Spahn ließ Preis anheben

Demnach habe der zuständige Abteilungsleiter ursprünglich 3,50 Euro netto je Maske vorgeschlagen. Einen Tag später habe sich Spahn auf 4,50 Euro festgelegt, was einer Steigerung von 50 Prozent entspricht, wie die FAZ korrekt vorrechnet. Zum Vergleich: Heute erhält man die Masken in großen Mengen bereits ab wenigen Cent. Zwar hinkt der Vergleich, weil seinerzeit eine Mangellage angenommen wurde. Die anschließende Maskenschwemme deutet aber daraufhin, dass Spahns Preis auch unter den damaligen Umständen viel zu hoch angesetzt war.
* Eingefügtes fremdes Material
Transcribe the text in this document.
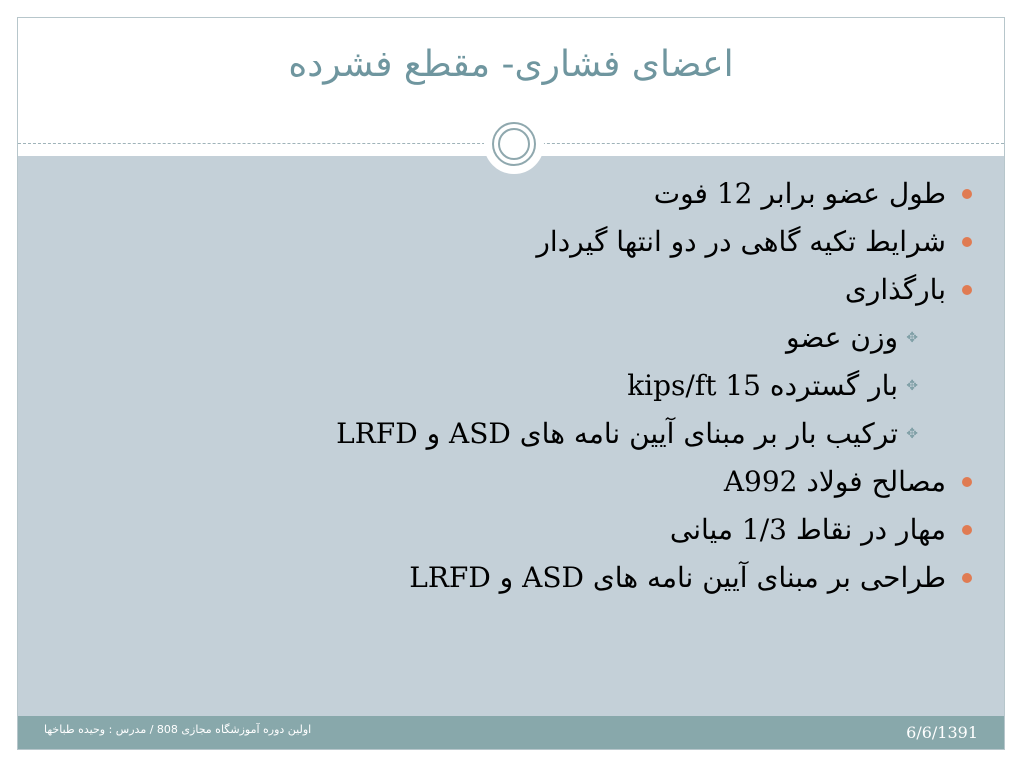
اعضای فشاری- مقطع فشرده
طول عضو برابر 12 فوت
شرایط تکیه گاهی در دو انتها گیردار
بارگذاری
✥
وزن عضو
✥
بار گسترده 15 kips/ft
✥
ترکیب بار بر مبنای آیین نامه های ASD و LRFD
مصالح فولاد A992
مهار در نقاط 1/3 میانی
طراحی بر مبنای آیین نامه های ASD و LRFD
اولین دوره آموزشگاه مجازی 808 / مدرس : وحیده طباخها	6/6/1391
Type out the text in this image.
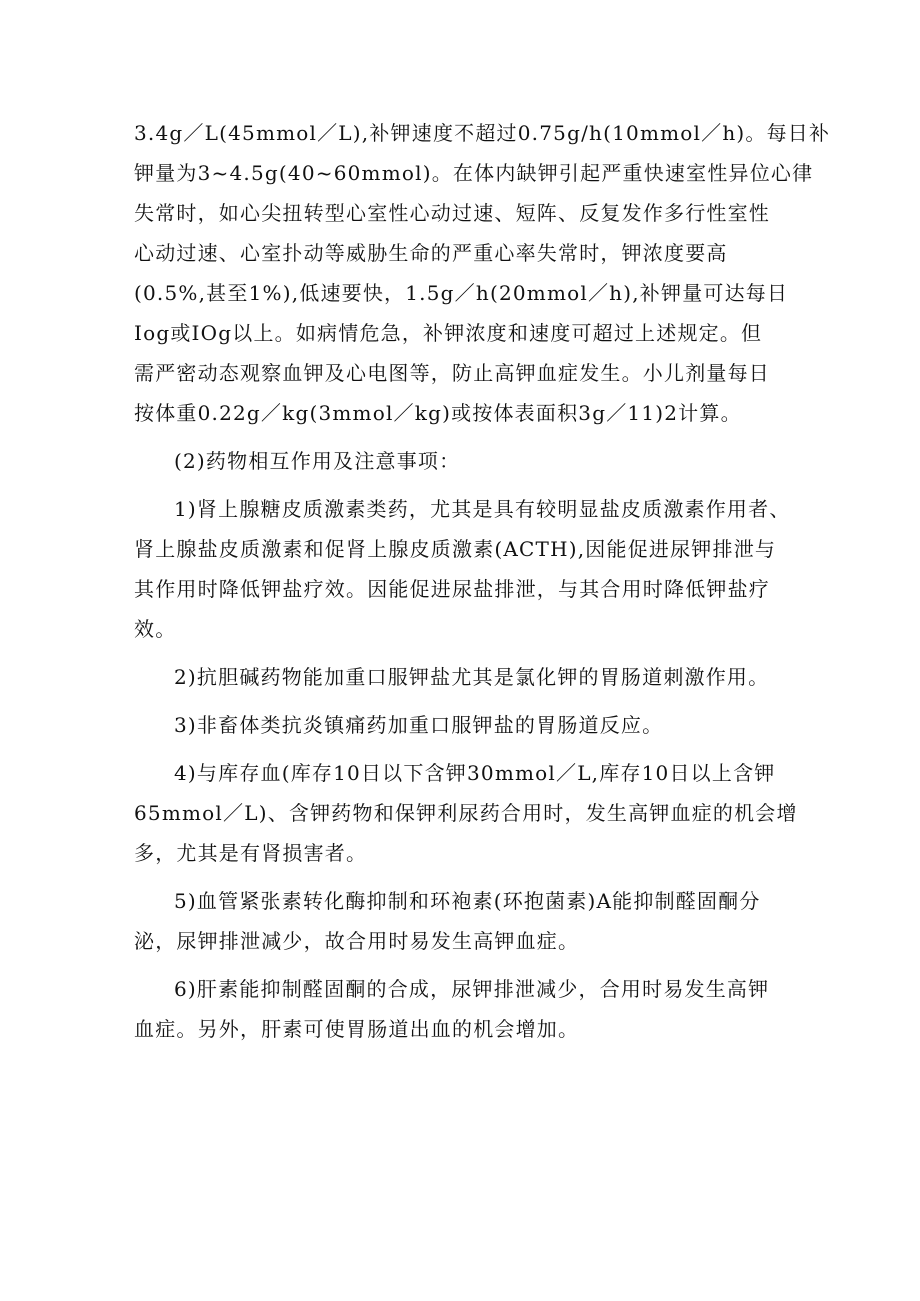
3.4g／L(45mmol／L),补钾速度不超过0.75g/h(10mmol／h)。每日补
钾量为3~4.5g(40~60mmol)。在体内缺钾引起严重快速室性异位心律
失常时，如心尖扭转型心室性心动过速、短阵、反复发作多行性室性
心动过速、心室扑动等威胁生命的严重心率失常时，钾浓度要高
(0.5%,甚至1%),低速要快，1.5g／h(20mmol／h),补钾量可达每日
Iog或IOg以上。如病情危急，补钾浓度和速度可超过上述规定。但
需严密动态观察血钾及心电图等，防止高钾血症发生。小儿剂量每日
按体重0.22g／kg(3mmol／kg)或按体表面积3g／11)2计算。

(2)药物相互作用及注意事项：

1)肾上腺糖皮质激素类药，尤其是具有较明显盐皮质激素作用者、
肾上腺盐皮质激素和促肾上腺皮质激素(ACTH),因能促进尿钾排泄与
其作用时降低钾盐疗效。因能促进尿盐排泄，与其合用时降低钾盐疗
效。

2)抗胆碱药物能加重口服钾盐尤其是氯化钾的胃肠道刺激作用。

3)非畜体类抗炎镇痛药加重口服钾盐的胃肠道反应。

4)与库存血(库存10日以下含钾30mmol／L,库存10日以上含钾
65mmol／L)、含钾药物和保钾利尿药合用时，发生高钾血症的机会增
多，尤其是有肾损害者。

5)血管紧张素转化酶抑制和环袍素(环抱菌素)A能抑制醛固酮分
泌，尿钾排泄减少，故合用时易发生高钾血症。

6)肝素能抑制醛固酮的合成，尿钾排泄减少，合用时易发生高钾
血症。另外，肝素可使胃肠道出血的机会增加。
Jedenfalls bezog das Ministerium im Anschluss 262 Millionen „partikelfiltrierende Halbmasken“ wie FFP2-Masken, wofür es insgesamt 1,4 Milliarden Euro inklusive Mehrwertsteuer abfließen ließ. Wäre es nach dem Preis des Abteilungsleiters gegangen, wären es etwa 935 Millionen Euro gewesen, wie die FAZ anmerkt. Spahns Entscheidung kostete somit eben mal 467 Millionen Euro. Ein unglaublicher Wert, wobei die massive Überbeschaffung und die Frage, ob Masken überhaupt erforderlich waren, noch völlig ausgeblendet bleiben.
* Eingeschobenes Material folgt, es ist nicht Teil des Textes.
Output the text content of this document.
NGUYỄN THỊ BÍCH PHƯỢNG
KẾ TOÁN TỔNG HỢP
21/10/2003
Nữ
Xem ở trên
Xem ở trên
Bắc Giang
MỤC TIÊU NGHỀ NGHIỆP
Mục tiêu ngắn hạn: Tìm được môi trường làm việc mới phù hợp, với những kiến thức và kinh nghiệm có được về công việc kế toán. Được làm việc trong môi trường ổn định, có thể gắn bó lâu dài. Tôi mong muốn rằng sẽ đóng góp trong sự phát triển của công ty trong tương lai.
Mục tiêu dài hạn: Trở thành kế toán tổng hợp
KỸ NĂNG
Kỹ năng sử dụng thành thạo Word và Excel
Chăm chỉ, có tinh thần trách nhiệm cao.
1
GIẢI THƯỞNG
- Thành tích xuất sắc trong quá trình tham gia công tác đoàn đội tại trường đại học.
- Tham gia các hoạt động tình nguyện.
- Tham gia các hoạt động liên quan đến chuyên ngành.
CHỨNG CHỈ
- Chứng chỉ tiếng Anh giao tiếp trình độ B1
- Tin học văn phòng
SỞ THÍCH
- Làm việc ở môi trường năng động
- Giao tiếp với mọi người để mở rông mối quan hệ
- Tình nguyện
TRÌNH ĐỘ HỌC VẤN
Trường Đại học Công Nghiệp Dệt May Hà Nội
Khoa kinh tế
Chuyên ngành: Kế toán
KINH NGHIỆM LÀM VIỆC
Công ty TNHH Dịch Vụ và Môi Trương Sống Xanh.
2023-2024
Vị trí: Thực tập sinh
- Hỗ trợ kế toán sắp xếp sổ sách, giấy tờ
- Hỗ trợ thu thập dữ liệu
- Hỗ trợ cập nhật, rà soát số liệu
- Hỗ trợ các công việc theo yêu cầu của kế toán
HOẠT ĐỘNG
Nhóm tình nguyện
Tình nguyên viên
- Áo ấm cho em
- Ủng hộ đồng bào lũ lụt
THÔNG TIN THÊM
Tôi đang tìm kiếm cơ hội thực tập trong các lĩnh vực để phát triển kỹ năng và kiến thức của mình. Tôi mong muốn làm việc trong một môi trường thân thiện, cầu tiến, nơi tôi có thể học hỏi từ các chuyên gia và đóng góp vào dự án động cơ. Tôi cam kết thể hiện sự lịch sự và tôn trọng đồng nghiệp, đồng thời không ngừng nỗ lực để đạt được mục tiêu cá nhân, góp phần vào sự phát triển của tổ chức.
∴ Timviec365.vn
Ministerium verweigerte kritische Auseinandersetzung

Spahns Amtsnachfolger Karl Lauterbach will sich nun als Anführer der Aufklärung des Maskenskandals in Szene setzen. Er hat die SPD-Karrierebeamtin Margaretha Sudhof zur „Aufklärungsbeauftragten“ des Ministeriums ernannt. Im Interview mit der FAZ sagte der Sozialdemokrat vor einigen Tagen, er wolle die „harten Vorwürfe“ aufklären, wobei man „systematisch und schonungslos“ vorgehe. Und weiter: „Ich gelte nicht als zögerlich, wenn es darum geht, personelle Konsequenzen zu ziehen.“

Dass ausgerechnet Lauterbach versucht, sich an die Spitze der Bewegung zu setzen, ist einigermaßen absurd. Der Rechnungshof hatte in seinem Bericht ausdrücklich festgehalten, dass das BMG auch unter dessen Führung in der Maskenaffäre weiter intransparent agiert hat: Der Bundesrechnungshof vermisse eine angemessene kritische Auseinandersetzung des BMG mit den Vorgängen, hieß es in dem Bericht.
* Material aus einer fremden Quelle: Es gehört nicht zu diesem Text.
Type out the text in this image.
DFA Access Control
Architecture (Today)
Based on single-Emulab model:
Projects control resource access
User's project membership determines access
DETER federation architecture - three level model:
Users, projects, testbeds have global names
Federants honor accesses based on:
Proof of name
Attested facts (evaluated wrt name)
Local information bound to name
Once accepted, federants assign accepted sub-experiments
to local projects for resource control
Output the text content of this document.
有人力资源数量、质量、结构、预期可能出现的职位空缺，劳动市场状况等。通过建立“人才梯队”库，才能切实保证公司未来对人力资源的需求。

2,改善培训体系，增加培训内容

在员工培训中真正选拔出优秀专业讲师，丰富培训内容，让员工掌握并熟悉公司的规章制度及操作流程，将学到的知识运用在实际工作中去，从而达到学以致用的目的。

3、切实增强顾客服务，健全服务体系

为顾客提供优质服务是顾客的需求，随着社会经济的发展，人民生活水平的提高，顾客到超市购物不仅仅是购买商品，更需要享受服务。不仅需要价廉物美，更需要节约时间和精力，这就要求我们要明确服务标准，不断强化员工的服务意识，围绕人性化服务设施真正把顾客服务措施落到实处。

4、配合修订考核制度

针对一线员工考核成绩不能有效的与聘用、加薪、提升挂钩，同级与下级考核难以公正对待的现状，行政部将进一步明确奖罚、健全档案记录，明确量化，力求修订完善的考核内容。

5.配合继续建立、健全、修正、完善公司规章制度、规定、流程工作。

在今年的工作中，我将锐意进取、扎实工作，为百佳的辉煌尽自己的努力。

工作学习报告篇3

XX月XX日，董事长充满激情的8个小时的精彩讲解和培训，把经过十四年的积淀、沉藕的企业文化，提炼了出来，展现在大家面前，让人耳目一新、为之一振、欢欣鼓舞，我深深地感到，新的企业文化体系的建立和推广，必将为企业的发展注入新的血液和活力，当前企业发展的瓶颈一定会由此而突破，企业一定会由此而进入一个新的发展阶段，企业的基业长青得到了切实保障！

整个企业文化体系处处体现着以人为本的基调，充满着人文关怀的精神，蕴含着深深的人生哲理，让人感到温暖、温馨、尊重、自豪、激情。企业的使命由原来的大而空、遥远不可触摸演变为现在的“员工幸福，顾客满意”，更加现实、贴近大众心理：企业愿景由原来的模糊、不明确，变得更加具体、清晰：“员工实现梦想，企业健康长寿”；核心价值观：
Offenbar hatte das Ministerium auf die Nachfragen des Rechnungshofs ziemlich pikiert reagiert: „Das BMG weise die von ihm als zum Teil persönlich und unsachlich empfundene Kritik an vielen Mitarbeiterinnen und Mitarbeitern des BMG-Geschäftsbereichs, die rund um die Uhr unmittelbar im akuten Krisengeschehen engagiert, verantwortungsvoll und erfolgreich an der Bewältigung der Pandemie mitgewirkt hätten, entschieden zurück“, gab der Rechnungshof die Haltung des Ministeriums wieder.

„Wir haben auch immer mitgestimmt“

Dazu muss man wissen, dass der für die Maskenbeschaffung unter Spahn zuständige Abteilungsleiter auch unter Lauterbach weiter im Amt ist. Auch den Pressesprecher, Hanno Kautz, hat Lauterbach von seinem Vorgänger übernommen. Kautz ist nicht gerade für seine transparente Kommunikation gegenüber der Öffentlichkeit bekannt.

Sowieso gilt: Die Maskenaffäre zeigt nur einen kleinen Ausschnitt aus der massiven Verschwendung öffentlicher Gelder, die mit der Corona-Pandemie verbunden war. Von den gesellschaftlichen und gesundheitlichen Auswirkungen der repressiven Corona-Politik ganz zu schweigen. In die aber sind fast alle Parteien mehr oder minder involviert gewesen. Sie alle haben im Verbund mit den Medien seinerzeit das Klima geschaffen, in denen Entscheidungen wie die Spahns zur Maskenbeschaffung möglich wurden. Sollte Spahn im Kontext der Maskenaffäre tatsächlich noch zur Verantwortung gezogen werden, wäre er also nur ein billiges Bauernopfer.

Bezeichnend war insofern eine Szene im Bundestag, als dieser Ende Juni über die Maskenthematik debattierte – und unter anderem auch die Grünen deutliche Kritik an Spahn übten. Als der im Gegenzug daran erinnerte, „dass eine große, breite Mehrheit der Gesellschaft unsere Pandemiepolitik mitgetragen hat“, reagierte die grüne Abgeordnete Irene Mihalic mit einem stolzen: „Ja, wir haben auch immer mitgestimmt!“ So ist es: Sie sind alle mitverantwortlich.